WASHINGTON – How the federal government discards half a million worn-out computers and countless other electronic devices every year may help expand the $5 billion electronics recycling industry.

The Environmental Protection Agency and General Services Administration are considering new rules for contract recyclers as it starts requiring agencies to dispose of old computers, monitors and other “e-waste.”

The agencies said they will decide next year on which third-party certification it will apply to its electronics recyclers under the National Strategy for Electronics Stewardship unveiled this summer.

Green recyclers and traditional scrap haulers are at odds over the certification standards, one of which would ban exporting computer trash along with other restrictions. Both sides agree that the federal agency mandate could transform the industry.

“By some estimates, the federal government goes through 10,000 computers a week,” GSA Administrator Martha Johnson said in an Aug. 9 statement. “Requiring that each of those machines end their useful lives at a certified recycler could mean big business.”

“When the federal government starts requiring something, it trickles down,” agreed Jeremy Farber, founder of Chantilly, Va.-based PC Recycler Inc.

Kenny Gravitt, chief executive officer at Global Environmental Services, an e-waste recycler in Georgetown, Ky., that reclaims copper and aluminum from circuit boards and other components, says the entire U.S. economy would benefit from the export ban.

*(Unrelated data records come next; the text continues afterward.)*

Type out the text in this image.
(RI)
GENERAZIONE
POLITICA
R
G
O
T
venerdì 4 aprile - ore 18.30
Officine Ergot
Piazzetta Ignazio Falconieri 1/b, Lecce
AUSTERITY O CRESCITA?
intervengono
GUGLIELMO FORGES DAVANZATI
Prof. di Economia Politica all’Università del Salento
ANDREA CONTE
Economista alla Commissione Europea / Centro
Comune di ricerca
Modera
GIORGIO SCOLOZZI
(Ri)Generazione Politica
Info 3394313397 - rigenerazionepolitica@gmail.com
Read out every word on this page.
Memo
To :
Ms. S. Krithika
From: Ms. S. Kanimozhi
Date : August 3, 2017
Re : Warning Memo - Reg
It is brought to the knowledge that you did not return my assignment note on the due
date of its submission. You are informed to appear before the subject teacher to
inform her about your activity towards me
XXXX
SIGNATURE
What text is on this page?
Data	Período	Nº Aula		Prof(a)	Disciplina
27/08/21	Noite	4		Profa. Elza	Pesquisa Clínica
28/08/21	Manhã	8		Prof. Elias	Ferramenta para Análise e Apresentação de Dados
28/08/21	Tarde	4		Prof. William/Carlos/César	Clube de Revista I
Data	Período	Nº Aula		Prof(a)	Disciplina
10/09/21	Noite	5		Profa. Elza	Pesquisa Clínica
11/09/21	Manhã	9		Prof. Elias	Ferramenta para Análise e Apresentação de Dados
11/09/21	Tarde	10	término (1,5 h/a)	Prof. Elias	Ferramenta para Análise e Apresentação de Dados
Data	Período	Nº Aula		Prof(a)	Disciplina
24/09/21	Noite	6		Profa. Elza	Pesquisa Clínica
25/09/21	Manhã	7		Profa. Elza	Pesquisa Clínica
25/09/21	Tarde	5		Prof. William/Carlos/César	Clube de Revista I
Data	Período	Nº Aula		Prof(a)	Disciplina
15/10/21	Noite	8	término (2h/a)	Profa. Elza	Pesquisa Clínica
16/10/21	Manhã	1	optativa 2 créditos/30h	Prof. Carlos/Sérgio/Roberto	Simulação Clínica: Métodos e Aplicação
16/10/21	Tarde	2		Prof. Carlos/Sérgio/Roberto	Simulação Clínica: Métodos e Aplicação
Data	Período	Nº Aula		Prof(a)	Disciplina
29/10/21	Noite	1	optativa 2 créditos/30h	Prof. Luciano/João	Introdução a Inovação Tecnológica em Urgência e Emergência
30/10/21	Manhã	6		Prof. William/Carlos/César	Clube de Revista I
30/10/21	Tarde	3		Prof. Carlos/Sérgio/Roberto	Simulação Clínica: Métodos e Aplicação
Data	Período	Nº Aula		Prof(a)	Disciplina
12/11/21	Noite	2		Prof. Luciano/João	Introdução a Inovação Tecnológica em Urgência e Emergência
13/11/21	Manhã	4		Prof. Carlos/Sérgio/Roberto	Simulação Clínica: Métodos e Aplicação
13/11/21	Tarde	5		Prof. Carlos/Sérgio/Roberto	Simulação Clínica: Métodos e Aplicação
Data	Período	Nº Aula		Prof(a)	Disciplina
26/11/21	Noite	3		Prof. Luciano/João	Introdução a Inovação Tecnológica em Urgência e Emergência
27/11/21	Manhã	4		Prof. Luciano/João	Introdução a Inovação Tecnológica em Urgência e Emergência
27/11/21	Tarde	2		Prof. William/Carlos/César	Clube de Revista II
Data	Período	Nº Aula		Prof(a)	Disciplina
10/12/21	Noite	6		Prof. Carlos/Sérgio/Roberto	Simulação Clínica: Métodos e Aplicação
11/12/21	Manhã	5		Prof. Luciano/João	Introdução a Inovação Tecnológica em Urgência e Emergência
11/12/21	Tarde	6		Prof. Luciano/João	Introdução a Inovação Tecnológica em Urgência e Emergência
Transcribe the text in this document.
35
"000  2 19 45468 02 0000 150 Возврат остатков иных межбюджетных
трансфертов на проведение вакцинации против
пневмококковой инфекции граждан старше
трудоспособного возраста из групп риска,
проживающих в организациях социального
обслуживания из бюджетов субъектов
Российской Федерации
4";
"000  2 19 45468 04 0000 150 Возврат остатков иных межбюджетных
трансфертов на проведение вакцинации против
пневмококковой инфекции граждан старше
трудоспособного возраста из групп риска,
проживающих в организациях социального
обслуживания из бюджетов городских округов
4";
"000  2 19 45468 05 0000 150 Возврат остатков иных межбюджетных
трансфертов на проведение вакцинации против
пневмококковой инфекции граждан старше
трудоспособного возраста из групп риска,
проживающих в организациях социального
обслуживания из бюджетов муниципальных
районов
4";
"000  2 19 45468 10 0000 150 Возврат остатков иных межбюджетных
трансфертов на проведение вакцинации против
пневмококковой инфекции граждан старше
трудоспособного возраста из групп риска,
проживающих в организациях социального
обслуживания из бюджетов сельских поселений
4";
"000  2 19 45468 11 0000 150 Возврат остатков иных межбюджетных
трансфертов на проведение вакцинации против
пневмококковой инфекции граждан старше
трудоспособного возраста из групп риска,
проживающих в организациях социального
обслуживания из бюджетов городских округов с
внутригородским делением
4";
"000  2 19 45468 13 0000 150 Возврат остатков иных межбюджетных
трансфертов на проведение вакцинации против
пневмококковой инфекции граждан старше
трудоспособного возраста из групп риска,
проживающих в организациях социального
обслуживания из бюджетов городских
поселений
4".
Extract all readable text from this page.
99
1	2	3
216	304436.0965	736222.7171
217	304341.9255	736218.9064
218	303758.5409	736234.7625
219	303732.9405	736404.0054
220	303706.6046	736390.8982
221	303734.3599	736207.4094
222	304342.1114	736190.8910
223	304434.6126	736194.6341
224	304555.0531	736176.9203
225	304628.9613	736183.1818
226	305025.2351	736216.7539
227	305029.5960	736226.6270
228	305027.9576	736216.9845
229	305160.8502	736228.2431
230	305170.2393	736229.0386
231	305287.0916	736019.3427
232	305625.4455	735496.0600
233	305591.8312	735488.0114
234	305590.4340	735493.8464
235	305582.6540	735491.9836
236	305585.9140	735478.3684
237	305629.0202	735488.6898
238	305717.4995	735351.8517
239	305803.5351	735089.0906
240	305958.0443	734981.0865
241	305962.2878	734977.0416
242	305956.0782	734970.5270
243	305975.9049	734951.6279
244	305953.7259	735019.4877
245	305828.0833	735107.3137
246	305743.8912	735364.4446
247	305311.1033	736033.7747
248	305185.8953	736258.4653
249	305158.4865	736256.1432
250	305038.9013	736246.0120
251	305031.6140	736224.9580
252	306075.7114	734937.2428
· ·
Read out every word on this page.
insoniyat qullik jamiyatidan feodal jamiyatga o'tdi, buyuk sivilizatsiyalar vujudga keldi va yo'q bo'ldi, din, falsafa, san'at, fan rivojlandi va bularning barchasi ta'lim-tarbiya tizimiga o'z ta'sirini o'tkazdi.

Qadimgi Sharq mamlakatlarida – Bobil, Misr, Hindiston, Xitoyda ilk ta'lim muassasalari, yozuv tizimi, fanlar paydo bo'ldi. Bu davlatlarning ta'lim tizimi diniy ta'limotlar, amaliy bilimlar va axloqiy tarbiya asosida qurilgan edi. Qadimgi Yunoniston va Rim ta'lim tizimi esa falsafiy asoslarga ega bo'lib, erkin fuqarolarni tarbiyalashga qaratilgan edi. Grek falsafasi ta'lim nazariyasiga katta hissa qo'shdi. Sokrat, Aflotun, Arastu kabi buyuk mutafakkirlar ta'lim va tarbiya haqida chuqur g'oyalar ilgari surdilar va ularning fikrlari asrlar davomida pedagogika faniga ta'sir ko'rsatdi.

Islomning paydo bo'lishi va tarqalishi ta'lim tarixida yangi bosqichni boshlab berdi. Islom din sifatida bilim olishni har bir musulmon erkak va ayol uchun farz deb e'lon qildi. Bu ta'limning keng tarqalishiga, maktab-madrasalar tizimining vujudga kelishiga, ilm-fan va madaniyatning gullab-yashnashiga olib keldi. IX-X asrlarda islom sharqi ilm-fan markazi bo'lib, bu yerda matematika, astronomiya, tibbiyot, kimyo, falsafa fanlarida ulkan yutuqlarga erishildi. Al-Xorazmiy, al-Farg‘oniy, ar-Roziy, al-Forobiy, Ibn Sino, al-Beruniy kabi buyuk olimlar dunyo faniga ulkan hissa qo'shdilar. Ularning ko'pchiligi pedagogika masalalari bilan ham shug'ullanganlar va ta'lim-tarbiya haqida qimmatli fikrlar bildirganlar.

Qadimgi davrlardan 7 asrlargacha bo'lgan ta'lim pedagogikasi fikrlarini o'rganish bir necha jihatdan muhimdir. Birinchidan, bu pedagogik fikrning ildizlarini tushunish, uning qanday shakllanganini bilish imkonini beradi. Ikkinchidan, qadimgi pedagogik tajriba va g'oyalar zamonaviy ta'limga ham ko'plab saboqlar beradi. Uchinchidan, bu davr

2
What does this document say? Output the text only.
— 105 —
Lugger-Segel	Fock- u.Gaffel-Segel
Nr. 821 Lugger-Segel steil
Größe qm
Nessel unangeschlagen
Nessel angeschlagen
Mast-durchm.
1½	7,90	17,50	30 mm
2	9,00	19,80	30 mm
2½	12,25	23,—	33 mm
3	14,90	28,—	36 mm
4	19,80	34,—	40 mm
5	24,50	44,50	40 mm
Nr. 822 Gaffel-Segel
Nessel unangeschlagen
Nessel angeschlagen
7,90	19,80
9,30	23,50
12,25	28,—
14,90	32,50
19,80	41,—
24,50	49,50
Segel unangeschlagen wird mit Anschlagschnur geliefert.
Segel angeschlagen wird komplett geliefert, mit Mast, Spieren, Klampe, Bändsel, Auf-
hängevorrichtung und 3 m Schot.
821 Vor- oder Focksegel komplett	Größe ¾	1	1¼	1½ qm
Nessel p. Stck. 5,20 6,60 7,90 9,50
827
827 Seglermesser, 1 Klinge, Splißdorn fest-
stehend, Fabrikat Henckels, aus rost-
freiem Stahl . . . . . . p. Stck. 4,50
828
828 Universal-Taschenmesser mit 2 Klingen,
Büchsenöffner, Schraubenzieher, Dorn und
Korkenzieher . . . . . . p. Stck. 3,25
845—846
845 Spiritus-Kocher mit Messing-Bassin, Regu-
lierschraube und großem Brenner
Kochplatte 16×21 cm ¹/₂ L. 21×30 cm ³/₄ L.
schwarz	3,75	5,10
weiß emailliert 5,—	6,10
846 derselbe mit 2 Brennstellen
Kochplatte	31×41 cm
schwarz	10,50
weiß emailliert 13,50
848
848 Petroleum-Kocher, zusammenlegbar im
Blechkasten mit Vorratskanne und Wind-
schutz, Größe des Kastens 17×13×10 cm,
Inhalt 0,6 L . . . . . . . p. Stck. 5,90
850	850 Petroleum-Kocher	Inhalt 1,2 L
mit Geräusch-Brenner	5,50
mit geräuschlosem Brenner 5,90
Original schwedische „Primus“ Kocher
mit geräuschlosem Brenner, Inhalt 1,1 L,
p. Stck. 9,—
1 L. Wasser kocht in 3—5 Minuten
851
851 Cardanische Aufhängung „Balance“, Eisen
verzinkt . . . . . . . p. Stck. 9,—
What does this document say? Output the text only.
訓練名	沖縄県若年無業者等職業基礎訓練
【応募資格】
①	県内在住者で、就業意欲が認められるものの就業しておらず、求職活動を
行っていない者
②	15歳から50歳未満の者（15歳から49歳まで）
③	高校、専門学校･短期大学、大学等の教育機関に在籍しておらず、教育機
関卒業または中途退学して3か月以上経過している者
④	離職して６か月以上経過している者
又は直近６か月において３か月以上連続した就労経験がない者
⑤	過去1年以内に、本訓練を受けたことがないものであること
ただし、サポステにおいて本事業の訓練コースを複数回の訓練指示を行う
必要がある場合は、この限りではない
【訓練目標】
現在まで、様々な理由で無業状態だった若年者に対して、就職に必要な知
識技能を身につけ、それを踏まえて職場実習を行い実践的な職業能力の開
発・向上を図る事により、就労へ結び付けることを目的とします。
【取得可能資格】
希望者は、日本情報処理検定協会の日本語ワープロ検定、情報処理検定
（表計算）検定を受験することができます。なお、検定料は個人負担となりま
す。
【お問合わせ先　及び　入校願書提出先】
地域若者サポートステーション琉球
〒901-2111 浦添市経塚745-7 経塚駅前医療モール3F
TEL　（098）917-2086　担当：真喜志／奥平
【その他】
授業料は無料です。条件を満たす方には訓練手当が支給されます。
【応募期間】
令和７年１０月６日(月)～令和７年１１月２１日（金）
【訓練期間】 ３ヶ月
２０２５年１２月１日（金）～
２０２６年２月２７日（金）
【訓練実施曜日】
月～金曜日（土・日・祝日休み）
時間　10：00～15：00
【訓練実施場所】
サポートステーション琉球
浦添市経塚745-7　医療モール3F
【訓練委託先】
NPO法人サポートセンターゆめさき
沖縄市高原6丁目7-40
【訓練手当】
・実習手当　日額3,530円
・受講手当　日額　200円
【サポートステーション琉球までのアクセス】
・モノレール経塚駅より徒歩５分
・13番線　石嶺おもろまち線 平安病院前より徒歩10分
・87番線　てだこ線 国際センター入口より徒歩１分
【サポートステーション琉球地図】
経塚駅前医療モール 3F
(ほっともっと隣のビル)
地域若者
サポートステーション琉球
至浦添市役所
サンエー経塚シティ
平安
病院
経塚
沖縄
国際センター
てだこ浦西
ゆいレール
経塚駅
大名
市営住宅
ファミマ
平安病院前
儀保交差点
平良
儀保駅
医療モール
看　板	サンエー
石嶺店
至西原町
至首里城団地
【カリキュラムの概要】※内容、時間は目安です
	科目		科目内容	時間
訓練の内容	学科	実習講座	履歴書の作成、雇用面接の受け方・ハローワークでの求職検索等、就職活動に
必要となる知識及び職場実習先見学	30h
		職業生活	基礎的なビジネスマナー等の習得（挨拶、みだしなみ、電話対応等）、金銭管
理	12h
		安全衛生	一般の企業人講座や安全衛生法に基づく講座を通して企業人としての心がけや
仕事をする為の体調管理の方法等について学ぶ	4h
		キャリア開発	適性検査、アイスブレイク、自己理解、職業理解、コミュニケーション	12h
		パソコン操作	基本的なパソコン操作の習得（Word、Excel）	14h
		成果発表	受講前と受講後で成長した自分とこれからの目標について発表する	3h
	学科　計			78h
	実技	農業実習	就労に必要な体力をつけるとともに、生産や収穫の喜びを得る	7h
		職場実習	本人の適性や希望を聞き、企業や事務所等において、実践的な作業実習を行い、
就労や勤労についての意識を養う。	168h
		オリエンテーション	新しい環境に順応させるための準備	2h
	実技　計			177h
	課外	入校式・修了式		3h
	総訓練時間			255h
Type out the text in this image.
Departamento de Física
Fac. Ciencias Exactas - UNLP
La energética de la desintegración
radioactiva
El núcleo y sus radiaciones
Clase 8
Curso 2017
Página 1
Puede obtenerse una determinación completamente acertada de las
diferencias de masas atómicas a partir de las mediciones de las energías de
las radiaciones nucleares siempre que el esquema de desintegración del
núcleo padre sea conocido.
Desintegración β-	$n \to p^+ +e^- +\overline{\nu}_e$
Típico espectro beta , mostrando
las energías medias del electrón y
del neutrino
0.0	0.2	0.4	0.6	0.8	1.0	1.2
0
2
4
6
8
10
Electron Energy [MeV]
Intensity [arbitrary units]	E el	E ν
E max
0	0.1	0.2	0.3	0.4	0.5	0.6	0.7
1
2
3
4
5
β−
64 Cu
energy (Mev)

The E-Stewards program, developed at the nonprofit Basel Action Network, bans exports of e-waste to developing countries and focuses on getting end users to recycle.

A less restricting standard, called Responsible Recycling, or R2, is promoted by the Institute of Scrap Recycling Industries Inc., a trade association. Industry considers R2 more business-friendly because it factors in “business operations, revenue and profits” in addition to a company’s environmental record for certification.

GSA will propose changes to procurement regulations in February, while the EPA will lead the evaluation of the two certification standards.

Complicating the federal drive to regulate e-waste are laws in individual states, including Maine, California and Connecticut, that use varying approaches to requiring electronics makers to collect e-waste from consumers and businesses.

“Some of these states have had these programs three or four years now and are running them somewhat successfully,” PC Recycler’s Farber said. “For some states that have nothing, they’re not going to want to do it either because they’re doing nothing for a reason.”

Complicating the federal drive to regulate e-waste are state laws, including in Maine, that use varying approaches to requiring electronics makers to collect e-waste.